Der deutsche Regierungschef sieht die Sache vollkommen anders. Führungsschwach, das ist für ihn nicht einer, der in Kleinarbeit einen internationalen Konsens zusammensucht. Aus seiner Sicht verfehlen Politiker, die sich danach richten, ob sie zu einem bestimmten Moment vor dem Mikrofon oder der Kamera gut aussehen, ihren Job. Ihm geht es um seinen Amtseid. Darum, Schaden vom deutschen Volk abzuwenden.

Melnyk spricht von „Doppelwumms“

Jetzt ist klar: Scholz, der in den vergangenen Wochen immer wieder gesagt hat, für eine Entscheidung bei den Kampfpanzern brauche es eine internationale Koalition, kann eine gute Lösung präsentieren. Der ukrainische stellvertretende Außenminister Andrj Melnyk, der in seiner Zeit als ukrainischer Botschafter in Deutschland Olaf Scholz mit Dauerkritik genervt hat, würdigt die Entscheidung als historisch. Angesichts der Tatsache, dass nun wohl – wie von Scholz gewünscht – auch die USA Kampfpanzer liefern werden, spricht Melnyk von einem „Doppel-Wumms“. Eine unerwartete Verneigung.

Der CDU-Außenpolitiker Jürgen Hardt versucht in der Regierungsbefragung, Scholz in die Defensive zu bringen. Die Entscheidung für die Kampfpanzer sei richtig, sagt er. „Auch der Kopf des Bundeskanzlers ist rund, damit die Gedanken die Richtung ändern können.“ Auf dem Weg zur Entscheidung sei aber ein erheblicher Flurschaden entstanden. Es habe Streit auf offener Bühne mit Regierungen aus dem Baltikum und mit Polen gegeben. „Wer trägt dafür die Verantwortung?“, fragt Hardt.

Scholz hält Unions-Ansatz für gefährlich

Scholz bedankt sich für die Frage, sie gebe ihm Gelegenheit, einige Dinge zu vertiefen. „Ich will ihnen sehr klar sagen: Wenn wir Ihren Ratschlägen folgen würden, wäre das eine Gefahr für die Sicherheit Deutschlands“, hält er der Union entgegen.

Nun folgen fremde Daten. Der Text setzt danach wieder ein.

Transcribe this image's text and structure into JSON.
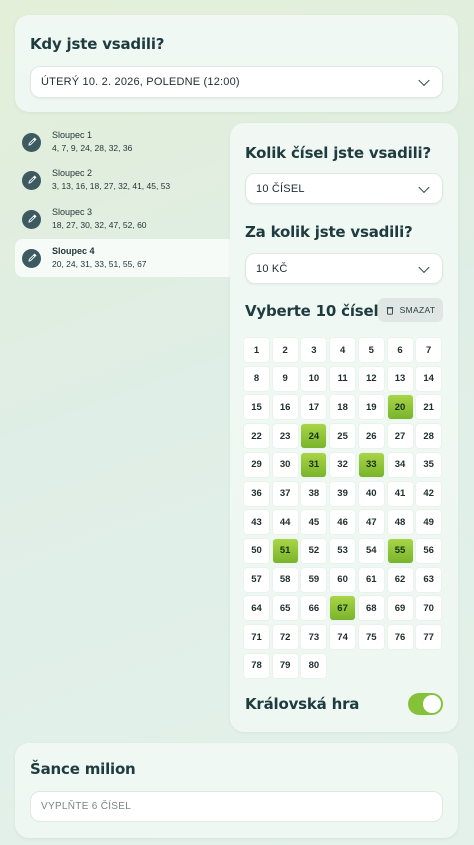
{
  "draw_time": {
    "title": "Kdy jste vsadili?",
    "selected": "ÚTERÝ 10. 2. 2026, POLEDNE (12:00)"
  },
  "columns": [
    {
      "name": "Sloupec 1",
      "numbers": "4, 7, 9, 24, 28, 32, 36",
      "active": false
    },
    {
      "name": "Sloupec 2",
      "numbers": "3, 13, 16, 18, 27, 32, 41, 45, 53",
      "active": false
    },
    {
      "name": "Sloupec 3",
      "numbers": "18, 27, 30, 32, 47, 52, 60",
      "active": false
    },
    {
      "name": "Sloupec 4",
      "numbers": "20, 24, 31, 33, 51, 55, 67",
      "active": true
    }
  ],
  "bet": {
    "count_title": "Kolik čísel jste vsadili?",
    "count_selected": "10 ČÍSEL",
    "amount_title": "Za kolik jste vsadili?",
    "amount_selected": "10 KČ",
    "pick_title": "Vyberte 10 čísel",
    "clear_label": "SMAZAT",
    "numbers_total": 80,
    "selected_numbers": [
      20,
      24,
      31,
      33,
      51,
      55,
      67
    ],
    "royal_label": "Královská hra",
    "royal_on": true
  },
  "million": {
    "title": "Šance milion",
    "placeholder": "VYPLŇTE 6 ČÍSEL"
  },
  "colors": {
    "accent_green": "#86c13a",
    "dark_teal": "#3d5a61"
  }
}
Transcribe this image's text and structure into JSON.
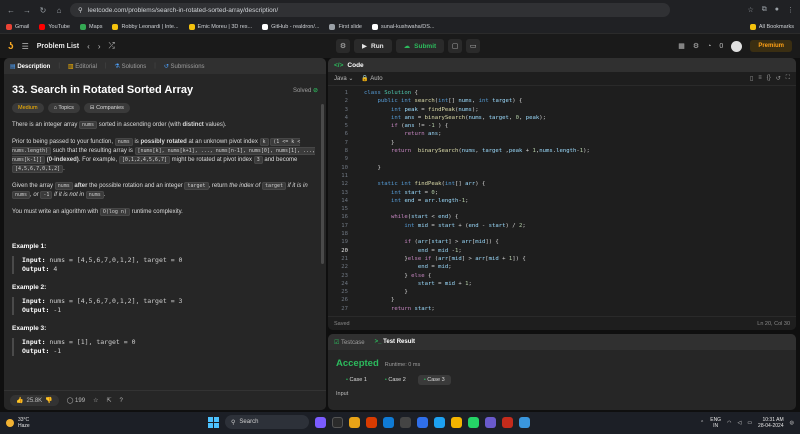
{
  "browser": {
    "url": "leetcode.com/problems/search-in-rotated-sorted-array/description/",
    "bookmarks": [
      "Gmail",
      "YouTube",
      "Maps",
      "Robby Leonardi | Inte...",
      "Emic Moreu | 3D res...",
      "GitHub - realdron/...",
      "First slide",
      "sunal-kushwaha/DS..."
    ],
    "all_bookmarks": "All Bookmarks"
  },
  "header": {
    "problem_list": "Problem List",
    "run": "Run",
    "submit": "Submit",
    "streak": "0",
    "premium": "Premium"
  },
  "left_tabs": [
    "Description",
    "Editorial",
    "Solutions",
    "Submissions"
  ],
  "problem": {
    "title": "33. Search in Rotated Sorted Array",
    "solved": "Solved",
    "difficulty": "Medium",
    "topics": "Topics",
    "companies": "Companies",
    "p1_a": "There is an integer array ",
    "p1_code": "nums",
    "p1_b": " sorted in ascending order (with ",
    "p1_bold": "distinct",
    "p1_c": " values).",
    "p2_a": "Prior to being passed to your function, ",
    "p2_code1": "nums",
    "p2_b": " is ",
    "p2_bold": "possibly rotated",
    "p2_c": " at an unknown pivot index ",
    "p2_code2": "k",
    "p2_code3": "(1 <= k < nums.length)",
    "p2_d": " such that the resulting array is ",
    "p2_code4": "[nums[k], nums[k+1], ..., nums[n-1], nums[0], nums[1], ..., nums[k-1]]",
    "p2_e": " ",
    "p2_bold2": "(0-indexed)",
    "p2_f": ". For example, ",
    "p2_code5": "[0,1,2,4,5,6,7]",
    "p2_g": " might be rotated at pivot index ",
    "p2_code6": "3",
    "p2_h": " and become ",
    "p2_code7": "[4,5,6,7,0,1,2]",
    "p2_i": ".",
    "p3_a": "Given the array ",
    "p3_code1": "nums",
    "p3_bold": " after",
    "p3_b": " the possible rotation and an integer ",
    "p3_code2": "target",
    "p3_c": ", return ",
    "p3_it": "the index of ",
    "p3_code3": "target",
    "p3_it2": " if it is in ",
    "p3_code4": "nums",
    "p3_it3": ", or ",
    "p3_code5": "-1",
    "p3_it4": " if it is not in ",
    "p3_code6": "nums",
    "p3_d": ".",
    "p4_a": "You must write an algorithm with ",
    "p4_code": "O(log n)",
    "p4_b": " runtime complexity.",
    "examples": [
      {
        "title": "Example 1:",
        "input_label": "Input:",
        "input": " nums = [4,5,6,7,0,1,2], target = 0",
        "output_label": "Output:",
        "output": " 4"
      },
      {
        "title": "Example 2:",
        "input_label": "Input:",
        "input": " nums = [4,5,6,7,0,1,2], target = 3",
        "output_label": "Output:",
        "output": " -1"
      },
      {
        "title": "Example 3:",
        "input_label": "Input:",
        "input": " nums = [1], target = 0",
        "output_label": "Output:",
        "output": " -1"
      }
    ]
  },
  "left_footer": {
    "likes": "25.8K",
    "comments": "199"
  },
  "code_panel": {
    "title": "Code",
    "language": "Java",
    "mode": "Auto",
    "status": "Saved",
    "position": "Ln 20, Col 30"
  },
  "test_panel": {
    "tab_testcase": "Testcase",
    "tab_result": "Test Result",
    "verdict": "Accepted",
    "runtime": "Runtime: 0 ms",
    "cases": [
      "Case 1",
      "Case 2",
      "Case 3"
    ],
    "input_label": "Input"
  },
  "taskbar": {
    "temp": "33°C",
    "weather": "Haze",
    "search": "Search",
    "lang": "ENG",
    "region": "IN",
    "time": "10:31 AM",
    "date": "28-04-2024"
  },
  "colors": {
    "accepted": "#2cbb5d",
    "medium": "#ffb800",
    "premium": "#ffa116"
  }
}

Der sozialdemokratische Kanzler fügt hinzu: „Viele Bürgerinnen und Bürger fürchten sich davor, dass in Deutschland in der Weise regiert wird, wie Sie vorschlagen.“ Er betont: „Es wäre ein Fehler, ein schlimmer, ein schwerer Fehler, in dieser Frage alleine voranzugehen, alleine zu marschieren.“ Es sei notwendig, sich abzustimmen. Der Kanzler, der die meiste Zeit seine Hände ruhig ineinander verschränkt hält, spricht jetzt jeden Satz einzeln – mit Pausen für Applaus aus der Ampelkoalition. Aber auch fast wie beim Diktat. Als hätte er die Erwartung, dass der CDU-Abgeordnete Hardt jetzt einfach mal mitschreibt.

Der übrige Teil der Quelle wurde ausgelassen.